Life is really about the art of balancing people, places and things and sometimes I feel like I am on a tight rope holding an over-sized balance pole…
“Oh no I’m slipping to the right, no to the left…Oh Oh OK I’m back firmly in the middle…that was close phew!!!.
So with 2016 literally just around the corner I want to share with you some projections of what I hope to accomplish in the New Year.
I think it is truly important to set goals, celebrate milestones and more importantly to organize oneself in the process. It is time to declutter not only at home but to declutter your life of the people, places and things that don’t fit YOU anymore.
First off, Love is back on the table for me…I am going to predict that I will successfully find love this year or it will find me, regardless whether I find him or he finds me I know love will be a part of my life in 2016.
I am a non-smoker now. It sounds so funny to say that but I heard myself tell a friend (Richard) just this week that if we travel by car together to New Brunswick his smoking in the car will be a problem. I am now a nagging non-smoker and I couldn’t be prouder :)) The next step is to stop acting like a smoker…no more “smoke breaks” or hanging around with smokers.
A non-smoker is someone who sees no real use for cigarettes in their life. If you can find that you’re enjoying life more and managing better than when you were smoking, and can’t think of any situation where you’d be better off reaching for a cigarette, then it’s unlikely you’ll ever go back to smoking.
Next Step – I’m putting my overly comfortable reclining couch in storage – the back shed needs it more than I do, I’ve also canceled the cable and the New Year will find me at #GoodLifeFitness with a membership. Those red gym pants are really calling my name.
I plan along with my daughter to initiate a monthly house project decorating, painting, restoring and finding my inner handy girl who needs her fix LOL.
Three things need to be back on track or on a track for 2016 including my fat ass, my libido and love.
I have to bring them girls out more this body isn’t going to be around forever.
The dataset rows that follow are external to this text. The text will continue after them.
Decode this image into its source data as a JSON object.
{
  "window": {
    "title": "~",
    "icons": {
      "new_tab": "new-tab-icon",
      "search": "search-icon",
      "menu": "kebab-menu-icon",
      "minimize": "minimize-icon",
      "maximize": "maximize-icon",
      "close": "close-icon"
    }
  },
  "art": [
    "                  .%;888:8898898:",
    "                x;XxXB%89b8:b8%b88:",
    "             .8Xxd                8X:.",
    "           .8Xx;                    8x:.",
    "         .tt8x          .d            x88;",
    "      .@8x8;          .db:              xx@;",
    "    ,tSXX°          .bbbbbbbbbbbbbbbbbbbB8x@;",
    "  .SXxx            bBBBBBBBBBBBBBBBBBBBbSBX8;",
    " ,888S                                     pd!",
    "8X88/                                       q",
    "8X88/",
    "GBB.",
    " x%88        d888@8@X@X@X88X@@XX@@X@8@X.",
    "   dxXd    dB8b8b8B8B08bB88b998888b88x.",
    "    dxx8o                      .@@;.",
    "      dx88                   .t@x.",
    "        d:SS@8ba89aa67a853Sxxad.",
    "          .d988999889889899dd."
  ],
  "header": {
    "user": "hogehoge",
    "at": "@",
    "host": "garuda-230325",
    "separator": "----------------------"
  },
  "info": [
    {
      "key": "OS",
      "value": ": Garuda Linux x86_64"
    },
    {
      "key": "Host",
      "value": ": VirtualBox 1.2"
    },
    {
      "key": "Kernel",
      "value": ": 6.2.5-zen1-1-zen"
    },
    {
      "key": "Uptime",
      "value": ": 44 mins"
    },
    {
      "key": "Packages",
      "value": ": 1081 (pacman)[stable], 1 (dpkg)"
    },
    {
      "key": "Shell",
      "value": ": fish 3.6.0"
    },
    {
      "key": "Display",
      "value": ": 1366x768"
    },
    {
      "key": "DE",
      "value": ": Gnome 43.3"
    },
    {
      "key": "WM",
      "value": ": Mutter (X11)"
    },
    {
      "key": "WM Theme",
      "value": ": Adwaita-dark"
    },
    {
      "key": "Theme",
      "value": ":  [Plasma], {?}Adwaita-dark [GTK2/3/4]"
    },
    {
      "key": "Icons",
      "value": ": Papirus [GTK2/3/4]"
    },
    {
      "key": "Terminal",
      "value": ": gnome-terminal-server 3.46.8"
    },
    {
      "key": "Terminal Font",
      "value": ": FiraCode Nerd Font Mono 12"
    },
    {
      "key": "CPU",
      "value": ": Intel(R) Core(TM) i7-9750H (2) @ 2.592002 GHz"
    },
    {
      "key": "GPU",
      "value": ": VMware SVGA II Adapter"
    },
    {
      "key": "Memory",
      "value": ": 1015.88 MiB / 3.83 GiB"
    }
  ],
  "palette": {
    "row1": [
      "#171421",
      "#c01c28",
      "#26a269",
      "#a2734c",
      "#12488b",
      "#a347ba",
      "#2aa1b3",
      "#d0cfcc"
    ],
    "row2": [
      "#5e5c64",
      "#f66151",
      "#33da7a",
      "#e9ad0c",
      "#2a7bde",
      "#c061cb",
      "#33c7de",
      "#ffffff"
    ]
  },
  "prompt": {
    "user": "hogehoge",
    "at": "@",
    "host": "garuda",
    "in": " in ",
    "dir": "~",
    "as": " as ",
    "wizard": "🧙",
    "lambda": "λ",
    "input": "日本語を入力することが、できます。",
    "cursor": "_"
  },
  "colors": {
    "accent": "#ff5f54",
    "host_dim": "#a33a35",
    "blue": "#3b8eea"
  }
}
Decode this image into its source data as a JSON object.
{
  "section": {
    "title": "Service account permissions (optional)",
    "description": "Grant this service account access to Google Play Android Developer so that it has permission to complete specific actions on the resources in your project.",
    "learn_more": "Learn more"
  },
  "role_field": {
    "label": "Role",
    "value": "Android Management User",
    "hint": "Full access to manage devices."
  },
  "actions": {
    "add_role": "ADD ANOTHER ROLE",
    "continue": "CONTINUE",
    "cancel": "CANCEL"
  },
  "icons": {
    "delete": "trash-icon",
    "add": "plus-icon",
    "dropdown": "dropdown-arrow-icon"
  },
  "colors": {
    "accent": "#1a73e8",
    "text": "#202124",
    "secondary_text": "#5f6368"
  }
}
It’s time for the French Woman in me to re-emerge and make a much needed appearance with a décolleté, a sexy skirt, high boots, bright lipstick and a bouffant hairstyle coiffed a la Marilyn Munroe.
The day I stop trying to look good I hope never comes, there are many occasions this year where I have felt hopeless to find balance especially with my health but with a firm foot in front of the other and a balancing pole in hand I walk fearlessly towards a non-stop approach to finding balance.
When I was a young girl, my Mom said – Gail when boys stop looking at you it’s a problem. I didn’t understand what she meant and I thought she was just trying to find a way to tell me I was ugly but I realize she meant that it would be a problem for me. You see we are all different and for some of us we define ourselves by our looks.
It might make me shallow or vain but regardless it is who I am and my Mom knew that about me. She wanted to make sure that focusing on my looks would always be a priority for me because she knew that looking my best would make me happy.
I fought that idea every step of the way, never wanting to be defined by my looks. Now I honestly realize my Mom was absolutely right…I’m not about to curl up and give up on being my very own bombshell…I might not have a perfect body or be drop dead gorgeous but I’ll be damn if I don’t make every attempt to be the best me.
Life is really about the art of balancing people, places and things and sometimes I feel like I am on a tight rope holding an over-sized balance pole…this time though I’m not falling down and in the end it is about balancing me.